Two weeks ago, trustees rushed into a statewide case involving sex offenders, becoming puppets in an ongoing legal battle.
They were right two years ago. They're wrong this time. And they ought to be embarrassed.
At issue is House Bill 1059, the Georgia Legislature's sweeping crackdown on sex offenders. The election-year law's intent was to add more punishment to registered sex offenders after their sentences were already served - preferably, some get-tough lawmakers said, to make them leave the state altogether.
That might be popular at the polls, but naturally, such an attack on civil liberties - even directed at the least desirable class of citizens - was sure to attract a legal challenge. Attorneys for advocacy groups took the law to court on behalf of registered sex offenders who would have been forced to move because of the law's tough restrictions.
U.S. District Judge Clarence Cooper ultimately decided to allow enforcement of the law while the legal challenges go forward, with one caveat: The portion of the law preventing registered sex offenders from living within 1,000 feet of school bus stops can be enforced only when those bus stops are "officially designated" by local school boards.
The catch: At that time, there were no "officially designated" bus stops in the state. Thus, admits Augusta Judicial Circuit District Attorney Danny Craig, Cooper prevented enforcement of the harshest part of the law while the court challenge continued.
The case could have made its way through federal court just fine, but no: Four hours after Cooper's July 25 ruling, Craig, along with Columbia County Sheriff Clay Whittle, led board members to believe they needed to "officially designate" bus stops so the law could be enforced. Board members dutifully voted to do so, thereby circumventing Cooper's ruling.
Whittle's deputies immediately began warning registered offenders they'd have to leave their homes if one of the county's more than 5,000 "officially designated" bus stops was too near - including, for example, a young Martinez man who lives with his parents and is listed on the registry because he had consensual sex at age 16 with his 14-year-old girlfriend. Ironically, under the tougher new law, the young man's offense would no longer even land him on the registry - but he potentially faces harsher punishment nonetheless.

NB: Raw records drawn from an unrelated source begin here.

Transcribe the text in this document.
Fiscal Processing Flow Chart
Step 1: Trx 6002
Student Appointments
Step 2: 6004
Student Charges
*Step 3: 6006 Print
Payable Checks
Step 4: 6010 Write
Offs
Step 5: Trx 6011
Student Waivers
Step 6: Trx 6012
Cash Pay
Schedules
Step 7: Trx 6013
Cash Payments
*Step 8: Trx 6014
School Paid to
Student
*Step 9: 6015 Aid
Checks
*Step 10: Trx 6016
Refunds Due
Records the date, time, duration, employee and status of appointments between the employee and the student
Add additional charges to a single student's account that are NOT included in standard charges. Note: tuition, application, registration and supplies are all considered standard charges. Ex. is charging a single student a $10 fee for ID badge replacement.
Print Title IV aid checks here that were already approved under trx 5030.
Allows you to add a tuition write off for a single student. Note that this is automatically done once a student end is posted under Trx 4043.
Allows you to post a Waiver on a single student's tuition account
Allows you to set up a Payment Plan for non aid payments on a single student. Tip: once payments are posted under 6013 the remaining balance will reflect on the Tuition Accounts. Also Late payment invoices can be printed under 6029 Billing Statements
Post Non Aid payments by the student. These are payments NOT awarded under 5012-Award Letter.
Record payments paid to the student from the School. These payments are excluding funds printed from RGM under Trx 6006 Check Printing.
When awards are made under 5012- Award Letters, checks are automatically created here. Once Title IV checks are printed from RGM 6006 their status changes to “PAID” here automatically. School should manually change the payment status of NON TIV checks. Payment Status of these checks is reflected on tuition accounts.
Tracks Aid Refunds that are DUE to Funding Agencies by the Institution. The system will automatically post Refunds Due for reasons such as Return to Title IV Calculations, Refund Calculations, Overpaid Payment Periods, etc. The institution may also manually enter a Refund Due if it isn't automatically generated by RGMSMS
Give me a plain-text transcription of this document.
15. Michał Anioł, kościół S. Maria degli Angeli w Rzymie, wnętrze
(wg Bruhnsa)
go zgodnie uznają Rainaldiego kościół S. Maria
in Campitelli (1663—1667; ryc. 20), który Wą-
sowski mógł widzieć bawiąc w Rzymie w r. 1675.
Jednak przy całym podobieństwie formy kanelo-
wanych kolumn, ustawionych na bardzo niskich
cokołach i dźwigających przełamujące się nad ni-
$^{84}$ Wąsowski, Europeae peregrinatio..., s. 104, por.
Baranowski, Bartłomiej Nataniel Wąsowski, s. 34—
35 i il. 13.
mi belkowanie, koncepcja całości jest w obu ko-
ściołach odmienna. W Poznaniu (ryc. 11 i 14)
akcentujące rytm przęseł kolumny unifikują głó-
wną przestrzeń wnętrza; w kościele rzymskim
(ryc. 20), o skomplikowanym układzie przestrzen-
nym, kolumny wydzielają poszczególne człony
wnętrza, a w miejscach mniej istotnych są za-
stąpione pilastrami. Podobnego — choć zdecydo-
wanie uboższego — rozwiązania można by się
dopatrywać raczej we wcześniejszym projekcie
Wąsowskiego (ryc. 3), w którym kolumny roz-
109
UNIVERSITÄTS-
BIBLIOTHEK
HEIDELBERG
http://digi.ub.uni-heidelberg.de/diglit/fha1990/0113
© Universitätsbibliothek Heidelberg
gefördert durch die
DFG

The case went back to court, with Judge Cooper issuing an injunction to halt enforcement of the law that couldn't have been enforced anyway if the school board had stuck to its business of setting education policy.
Every other school board in the state has declined to "officially designate" their bus stops; while the issue is in litigation, they're smart to stay out of it. Columbia County trustees should have, too.
"I didn't know we were being set up as guinea pigs to get the (judicial) process to the next level," lamented Board Chairman Wayne Bridges in a called board meeting Thursday. "We did not have all of this information when we passed this."
Trustees on Thursday debated rescinding their bus-stop resolution; they'll discuss it again Tuesday. That's pointless: for one thing, the court already is preventing enforcement of the bus-stop provision while the law is being challenged; and, backpedaling now would only make the board members look even less in control.
At the very least, the lingering aftertaste of the trustees' ill-conceived resolution should remind them to stick to their real jobs: setting school policy, not portraying sock puppets.